Though many homeowners whose properties were damaged during Hurricane Harvey are upgrading their homes and adding value, far fewer are choosing to take the expensive option of elevating their homes.
One League City family is, however. Michael and Chelsy Boone are choosing to rebuild entirely on stilts, said Sarah Greer Osborne, spokeswoman for the city.
But, with costs reaching into the hundreds of thousands, raising a home is an option many aren’t choosing. Only about 57 percent of homes in Galveston County were covered by flood insurance when Harvey struck, according to the National Flood Insurance Program.
“We took on 3 feet of water in our home,” Melissa Serna, another League City resident, said. “We were forced to sell our rental property and pull from equity to fix our home.”
While most homeowners reached for comment about Harvey damage confirmed they upgraded their homes, many would not do so on the record for fear it might be against the rules.
“Flood insurance money is supposed to be used to put the home back to what it was, no upgrades,” Fuller said. “It’s a little convoluted, but there’s verbiage about it in the flood insurance handbook.”

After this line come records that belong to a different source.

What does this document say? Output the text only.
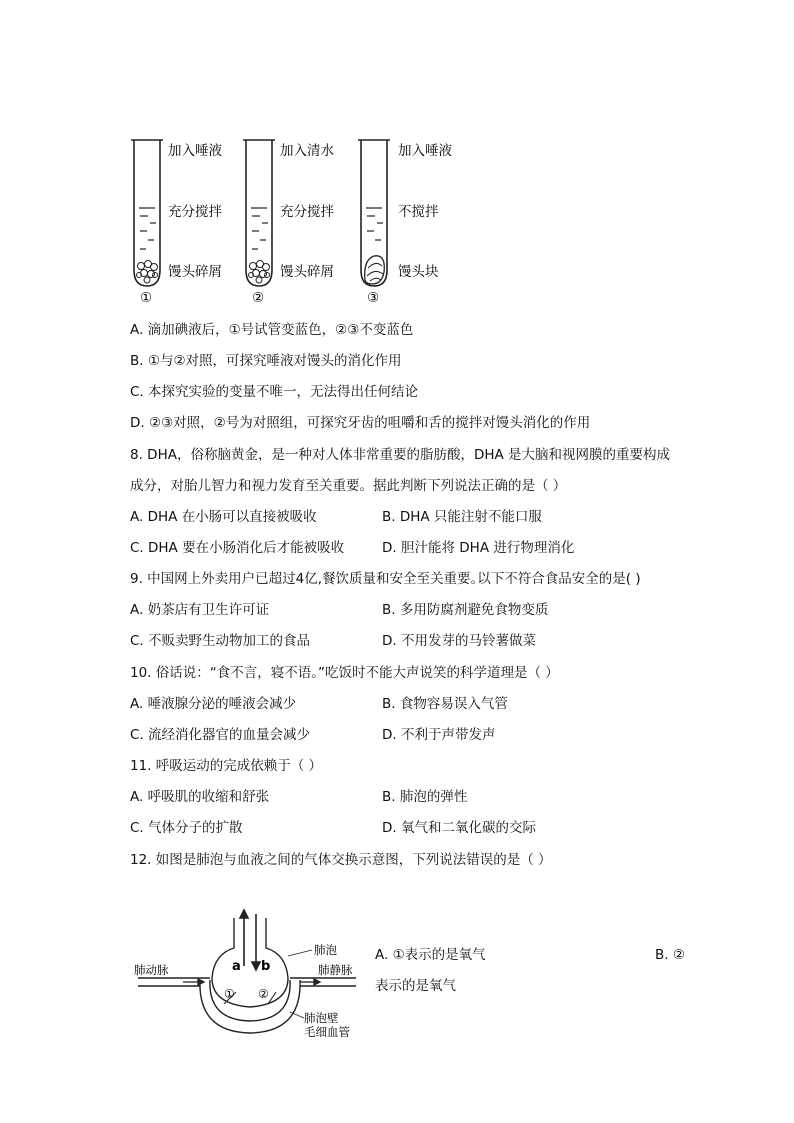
加入唾液
充分搅拌
馒头碎屑
①
加入清水
充分搅拌
馒头碎屑
②
加入唾液
不搅拌
馒头块
③
A. 滴加碘液后，①号试管变蓝色，②③不变蓝色
B. ①与②对照，可探究唾液对馒头的消化作用
C. 本探究实验的变量不唯一，无法得出任何结论
D. ②③对照，②号为对照组，可探究牙齿的咀嚼和舌的搅拌对馒头消化的作用
8. DHA，俗称脑黄金，是一种对人体非常重要的脂肪酸，DHA 是大脑和视网膜的重要构成
成分，对胎儿智力和视力发育至关重要。据此判断下列说法正确的是（ ）
A. DHA 在小肠可以直接被吸收	B. DHA 只能注射不能口服
C. DHA 要在小肠消化后才能被吸收	D. 胆汁能将 DHA 进行物理消化
9. 中国网上外卖用户已超过4亿,餐饮质量和安全至关重要｡以下不符合食品安全的是( )
A. 奶茶店有卫生许可证	B. 多用防腐剂避免食物变质
C. 不贩卖野生动物加工的食品	D. 不用发芽的马铃薯做菜
10. 俗话说：“食不言，寝不语。”吃饭时不能大声说笑的科学道理是（ ）
A. 唾液腺分泌的唾液会减少	B. 食物容易误入气管
C. 流经消化器官的血量会减少	D. 不利于声带发声
11. 呼吸运动的完成依赖于（ ）
A. 呼吸肌的收缩和舒张	B. 肺泡的弹性
C. 气体分子的扩散	D. 氧气和二氧化碳的交际
12. 如图是肺泡与血液之间的气体交换示意图，下列说法错误的是（ ）
a b
① ②
肺泡
肺动脉	肺静脉
肺泡壁
毛细血管
A. ①表示的是氧气	B. ②
表示的是氧气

For Walker, who had already paid off her mortgage and had insurance on the property, rebuilding and upgrading after Harvey was easier than for many others, she said.
“I got a great adjuster,” she said. “He was probably as good to me or better than he had to be.”
Harvey was the first time Walker’s home flooded since she moved in, though property records show it also flooded in 1979, she said.
Walker has many fond memories in her home in the Bayridge neighborhood, from raising children to time spent with her now-deceased husband, she said. Through all those years, the home hadn’t changed much. There simply hadn’t been the money.
So, while Harvey was no doubt an ordeal, having an upgraded home has been great, Walker said.
“It was life-changing, but I’ve come out as good as can be expected,” Walker said.